Hundreds of cases have been reported in birds since the latest outbreak began in October 2021, with millions culled by farmers in a bid to prevent the disease from spreading.
Now foxes and otters have been infected and are believed to have eaten dead birds that were infected with avian flu.
Cases have been reported in Cheshire, Fife, the Shetland isles, the Isle of Skye and Cornwall. There has only been one case so far in 2023.
The Animal and Plant Health Agency (APHA) tested 66 mammals, with nine otters and foxes testing positive.
Bird flu has led to the death of around 208 million birds around the world, the BBC reports.
But the UK is still “a long way” from being in a situation where bird flu could infect humans and spread in a similar way to Covid-19, an expert from Apha has said. Health officials have said the risk to the public is low.
Professor Ian Brown, scientific services director, told BBC Radio 4’s Today programme: “We’ve recently detected events both here and around the world, evidence that this virus can on certain occasions jump into other species.
“To be clear though, this is still a bird virus essentially, that wants to be in birds.
“These are wild mammals, animals that scavenge on sick and dead birds, and there’s a lot of dead wild birds at the moment due to the birdflu presence around the globe, and those animals are consuming and being exposed to very high quantities of virus and that’s leading to some spillover infection.
“What we don’t have any evidence of is that it can then go from fox to fox or otter to otter, so these are what we call dead-end infections.”
Asked about a potential spread to humans, he said: “We need to understand the consequence of this infection. Does it make the virus change by jumping its host? We’re aware those events can sometimes lead to that.”
Asked whether there was a possibility that bird flu could become a virus that infects humans like Covid, he said: “At the moment, we’re a long way from that.
“We’ve seen this jump, we’ve not seen maintenance in a mammalian species and, importantly, we haven’t seen a succession of changes in the virus that tell us it’s moving more towards a virus that can infect humans.
“This still is a spillover, but we need to be watchful, which is why we’re doing the surveillance.”
Earlier Prof Brown suggested there was no reason why the avian flu virus could not pass between otter and otter, for example.
He said: “We have to be watchful, which is why we’re enhancing our surveillance in the UK to make sure that we can track and monitor for these changes.
“So Defra and the devolved administrations are supporting a programme for actively looking for mammals that we believe might scavenge and feed on wild birds.

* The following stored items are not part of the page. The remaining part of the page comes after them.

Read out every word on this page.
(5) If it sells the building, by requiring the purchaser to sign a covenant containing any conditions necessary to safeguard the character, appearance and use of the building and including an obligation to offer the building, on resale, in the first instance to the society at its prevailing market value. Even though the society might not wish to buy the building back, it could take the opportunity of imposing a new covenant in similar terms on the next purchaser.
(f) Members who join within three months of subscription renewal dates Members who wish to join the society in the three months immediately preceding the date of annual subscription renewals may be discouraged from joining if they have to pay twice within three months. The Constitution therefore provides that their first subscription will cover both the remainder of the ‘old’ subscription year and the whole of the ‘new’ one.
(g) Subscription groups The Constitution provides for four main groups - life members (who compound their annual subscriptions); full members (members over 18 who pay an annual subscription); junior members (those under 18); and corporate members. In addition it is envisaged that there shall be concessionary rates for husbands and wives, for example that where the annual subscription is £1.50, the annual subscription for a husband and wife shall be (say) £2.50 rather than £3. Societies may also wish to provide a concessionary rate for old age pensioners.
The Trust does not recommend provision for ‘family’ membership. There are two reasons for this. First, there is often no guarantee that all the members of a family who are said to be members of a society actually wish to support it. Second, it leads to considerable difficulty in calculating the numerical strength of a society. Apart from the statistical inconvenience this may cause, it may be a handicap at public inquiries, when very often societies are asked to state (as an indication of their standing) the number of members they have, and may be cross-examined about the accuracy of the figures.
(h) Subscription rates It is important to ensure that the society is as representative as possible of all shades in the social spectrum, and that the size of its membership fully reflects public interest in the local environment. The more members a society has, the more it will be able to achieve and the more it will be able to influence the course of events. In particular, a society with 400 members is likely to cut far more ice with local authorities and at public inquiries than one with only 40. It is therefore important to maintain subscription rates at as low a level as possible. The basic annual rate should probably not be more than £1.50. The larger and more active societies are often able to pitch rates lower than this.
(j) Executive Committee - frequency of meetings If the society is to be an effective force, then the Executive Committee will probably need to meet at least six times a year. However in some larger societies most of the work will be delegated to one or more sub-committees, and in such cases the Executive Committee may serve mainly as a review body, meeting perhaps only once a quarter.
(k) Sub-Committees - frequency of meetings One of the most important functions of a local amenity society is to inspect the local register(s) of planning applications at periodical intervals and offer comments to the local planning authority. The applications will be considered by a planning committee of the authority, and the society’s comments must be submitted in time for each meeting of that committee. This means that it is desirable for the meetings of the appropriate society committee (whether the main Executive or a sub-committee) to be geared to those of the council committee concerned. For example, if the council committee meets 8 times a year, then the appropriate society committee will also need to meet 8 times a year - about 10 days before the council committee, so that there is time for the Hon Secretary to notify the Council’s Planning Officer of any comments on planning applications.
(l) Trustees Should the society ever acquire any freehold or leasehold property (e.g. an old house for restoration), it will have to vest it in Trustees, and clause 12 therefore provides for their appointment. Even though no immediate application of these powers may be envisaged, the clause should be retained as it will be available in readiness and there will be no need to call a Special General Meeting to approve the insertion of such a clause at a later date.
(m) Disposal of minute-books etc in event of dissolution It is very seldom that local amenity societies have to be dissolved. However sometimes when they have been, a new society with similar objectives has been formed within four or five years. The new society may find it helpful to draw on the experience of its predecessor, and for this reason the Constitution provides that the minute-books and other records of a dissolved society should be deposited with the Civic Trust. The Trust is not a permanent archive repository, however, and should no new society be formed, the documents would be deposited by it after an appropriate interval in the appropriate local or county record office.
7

“We analyse those viruses if we detect them, and we share that data very rapidly with our public health counterparts, so we can make clear and rapid assessments.”
He added: “If you analyse the genetic code of the virus, you can work out whether it’s come from a bird or whether it’s going from one mammal to another. So it’s about that dissection and looking in the genes of the virus.”
Prof Brown said it was “difficult to control the disease in wild birds” but “what we can do is effectively control the disease in poultry”.
He added that, in the UK, the virus had not spread from one poultry farm to another.
“So if you can cut that source of infection off, and we can do that around the world, you reduce the risk of it spilling over into wild birds and evolving further.”